National Bureau of Economic Research report on risk adjustment in the Medicare Advantage Program:

Thus the authors conclude that the Medicare Advantage program both increased total Medicare spending and transferred Medicare resources from the relatively sick to the relatively healthy, and that risk-adjustment was not able to address either of these problems.

https://pnhp.org/blog/2011/10/03/private-medicare-plans-shockingly-game-risk-adjustment/

Insurers that corner the market of healthy individuals have an unfair advantage over insurers that cover a greater number of high cost, sicker patients. To protect those insurers with high costs from failing in the markets, risk adjustment corrects for the market distortions by taking funds from the insurers with low cost patients and transferring them to the insurers with high cost patients.

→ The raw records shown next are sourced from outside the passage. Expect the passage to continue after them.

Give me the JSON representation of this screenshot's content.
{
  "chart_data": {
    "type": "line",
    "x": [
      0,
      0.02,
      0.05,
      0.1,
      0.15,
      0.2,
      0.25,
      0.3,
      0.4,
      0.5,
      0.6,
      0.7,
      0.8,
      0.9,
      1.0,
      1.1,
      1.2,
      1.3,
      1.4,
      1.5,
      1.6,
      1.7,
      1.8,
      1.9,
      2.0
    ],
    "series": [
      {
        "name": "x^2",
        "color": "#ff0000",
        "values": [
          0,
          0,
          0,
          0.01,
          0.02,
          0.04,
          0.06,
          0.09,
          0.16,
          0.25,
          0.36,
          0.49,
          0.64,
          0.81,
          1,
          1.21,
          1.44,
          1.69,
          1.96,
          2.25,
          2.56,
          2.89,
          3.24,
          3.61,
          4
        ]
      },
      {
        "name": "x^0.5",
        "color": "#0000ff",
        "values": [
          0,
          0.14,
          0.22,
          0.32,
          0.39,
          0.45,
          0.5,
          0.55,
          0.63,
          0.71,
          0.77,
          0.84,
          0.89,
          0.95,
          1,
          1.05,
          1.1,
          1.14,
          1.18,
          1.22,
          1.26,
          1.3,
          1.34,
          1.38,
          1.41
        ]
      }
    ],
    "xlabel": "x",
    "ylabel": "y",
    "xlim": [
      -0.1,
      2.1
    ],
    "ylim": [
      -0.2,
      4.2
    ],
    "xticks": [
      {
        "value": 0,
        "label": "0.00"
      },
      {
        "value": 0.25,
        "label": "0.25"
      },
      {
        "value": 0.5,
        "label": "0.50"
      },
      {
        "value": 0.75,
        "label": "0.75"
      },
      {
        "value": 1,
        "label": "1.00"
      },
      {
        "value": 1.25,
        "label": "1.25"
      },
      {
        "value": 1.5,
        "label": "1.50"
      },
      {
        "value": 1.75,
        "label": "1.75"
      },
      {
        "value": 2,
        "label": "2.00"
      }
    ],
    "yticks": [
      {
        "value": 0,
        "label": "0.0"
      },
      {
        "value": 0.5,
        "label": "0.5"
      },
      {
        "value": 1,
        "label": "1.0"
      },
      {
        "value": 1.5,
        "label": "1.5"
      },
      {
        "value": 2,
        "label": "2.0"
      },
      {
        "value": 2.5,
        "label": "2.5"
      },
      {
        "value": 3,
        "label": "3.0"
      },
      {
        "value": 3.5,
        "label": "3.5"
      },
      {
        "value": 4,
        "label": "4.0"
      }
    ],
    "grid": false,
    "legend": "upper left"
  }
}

Risk adjustment may be a great theory, but in practice it doesn’t work very well. As an example, even though prohibited from selectively enrolling healthier patients, Medicare Advantage plans have been very successful at selectively marketing to the healthy. Insurers end up with significantly lower costs, even though they are paid higher amounts than are paid for patients in the traditional Medicare program.

In 2004, Medicare began to adjust for risk, but the Medicare Advantage insurers gamed the system, as was demonstrated in an NBER report (link above), further increasing the unfair differential to about $3000 per patient. The Medicare-supervised risk adjustment was ineffective, not due to the incompetence of Medicare, but rather due to the deviousness of the Medicare Advantage plans in coding patients with just a touch of illness, making them appear as being more seriously ill than they were.

Now the insurers want to do their own “distributed model” of risk adjustment, preventing federal or state bureaucrats from looking over their shoulders as they do their dirty deeds. This applies not only to Medicare Advantage plans but to all plans in and out of the exchanges, except for grandfathered plans. They claim that this secrecy is necessary to maintain patient privacy and to protect the insurers’ proprietary data, but risk adjustment of the Medicare Advantage program has demonstrated that these are not valid concerns.

Risk adjustment does not work, as the insurers will always game the system. The insurers’ solution is to allow them to do it in greater secrecy, with a “trust us” attitude that certainly has not been earned based on their previous behavior.

A solution that would benefit all of us would be to totally eliminate the need for risk adjustment. How do you do that? You simply eliminate multiple risk pools by eliminating the private insurer middlemen, and then establish a single, universal risk pool – an improved Medicare for all. There would never be a need for Medicare to risk adjust itself.